Proposer d’autres temporalités, y compris à une époque des Tombées de fin d’année, cela répond à quels objectifs ?
Il s’agit surtout de permettre aux propositions d’être plus visibles. L’expérience des Veilleurs nous a permis cette prise de conscience, de se concentrer sur un propos, porté collectivement par l’équipe. Il nous est apparu que notre mission était bien d’accompagner au mieux des artistes qui abordent la question de l’espace public et la place du spectateur. Et que ce n’est pas organiser un événement de manière récurrente qui arrive tous les ans et dure une semaine. L’exigence artistique va de pair avec l’aventure qu’il est possible de créer avec les gens autour de la proposition d’un artiste.
Vous aviez déjà expérimenté ces nouveaux rythmes quand vous étiez à la direction du Théâtre de l’Aire libre ?

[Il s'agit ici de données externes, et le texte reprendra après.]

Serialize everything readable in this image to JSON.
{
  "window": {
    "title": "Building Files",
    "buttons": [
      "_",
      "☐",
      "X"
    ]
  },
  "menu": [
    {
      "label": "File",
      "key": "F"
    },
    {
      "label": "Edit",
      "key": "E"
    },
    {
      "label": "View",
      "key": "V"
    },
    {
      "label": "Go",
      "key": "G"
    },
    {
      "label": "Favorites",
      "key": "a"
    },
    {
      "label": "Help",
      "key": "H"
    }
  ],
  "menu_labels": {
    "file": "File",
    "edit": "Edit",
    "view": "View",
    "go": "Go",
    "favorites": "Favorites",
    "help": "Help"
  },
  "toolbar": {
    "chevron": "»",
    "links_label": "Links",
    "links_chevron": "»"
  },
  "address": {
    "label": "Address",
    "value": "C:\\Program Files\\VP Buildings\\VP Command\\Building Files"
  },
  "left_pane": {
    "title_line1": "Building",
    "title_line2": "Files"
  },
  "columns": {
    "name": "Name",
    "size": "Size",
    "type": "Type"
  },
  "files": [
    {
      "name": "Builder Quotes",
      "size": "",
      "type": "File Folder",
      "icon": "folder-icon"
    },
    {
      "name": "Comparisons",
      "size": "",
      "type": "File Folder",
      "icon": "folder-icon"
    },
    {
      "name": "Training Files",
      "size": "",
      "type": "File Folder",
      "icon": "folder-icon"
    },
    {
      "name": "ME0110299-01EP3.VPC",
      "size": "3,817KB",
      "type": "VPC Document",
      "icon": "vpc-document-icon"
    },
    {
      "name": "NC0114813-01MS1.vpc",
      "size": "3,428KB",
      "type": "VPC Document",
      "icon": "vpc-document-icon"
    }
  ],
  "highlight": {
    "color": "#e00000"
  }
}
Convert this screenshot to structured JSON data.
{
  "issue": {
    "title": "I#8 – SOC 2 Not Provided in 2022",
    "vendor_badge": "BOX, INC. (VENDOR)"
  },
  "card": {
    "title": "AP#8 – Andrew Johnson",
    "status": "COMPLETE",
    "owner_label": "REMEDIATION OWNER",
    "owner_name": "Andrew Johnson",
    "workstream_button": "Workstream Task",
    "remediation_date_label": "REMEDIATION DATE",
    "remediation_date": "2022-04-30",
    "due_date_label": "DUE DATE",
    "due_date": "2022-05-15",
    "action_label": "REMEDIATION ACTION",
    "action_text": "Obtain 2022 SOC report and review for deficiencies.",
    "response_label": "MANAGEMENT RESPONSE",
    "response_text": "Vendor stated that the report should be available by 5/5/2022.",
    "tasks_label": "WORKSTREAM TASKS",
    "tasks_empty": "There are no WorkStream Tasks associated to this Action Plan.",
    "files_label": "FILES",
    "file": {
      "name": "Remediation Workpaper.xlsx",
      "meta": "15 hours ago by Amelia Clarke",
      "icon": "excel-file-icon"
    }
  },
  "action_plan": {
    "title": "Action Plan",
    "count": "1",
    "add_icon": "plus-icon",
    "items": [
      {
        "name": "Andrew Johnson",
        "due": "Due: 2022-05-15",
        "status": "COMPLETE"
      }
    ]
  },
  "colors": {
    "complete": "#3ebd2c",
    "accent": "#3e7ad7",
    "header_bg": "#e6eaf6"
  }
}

Oui, avec une programmation et donc une communication au trimestre. Cela apportait une fraîcheur, une capacité de réaction. On pouvait répondre à un projet d’artiste à six mois. Alors que le rythme sur une saison est plus figé, conditionne trop le calendrier des artistes. Nous avions un abonnement très ouvert avec des carnets de contremarques… Cela permet de réinventer une politique commerciale, même si ce n’est pas confortable car cela ne produit pas une trésorerie importante en début d’année. Finalement, ces aménagements accompagnaient un projet artistique qui se proposait d’ouvrir le lieu à des esthétiques différentes. Je crois qu’il peut y avoir des identités mais il faut savoir ouvrir les lieux. Je travaille beaucoup avec la Belgique où on ne se pose pas la question en termes de théâtre ou de danse, mais plutôt de spectacle vivant ou de formes émergentes. Ils sont moins labellisés qu’en France.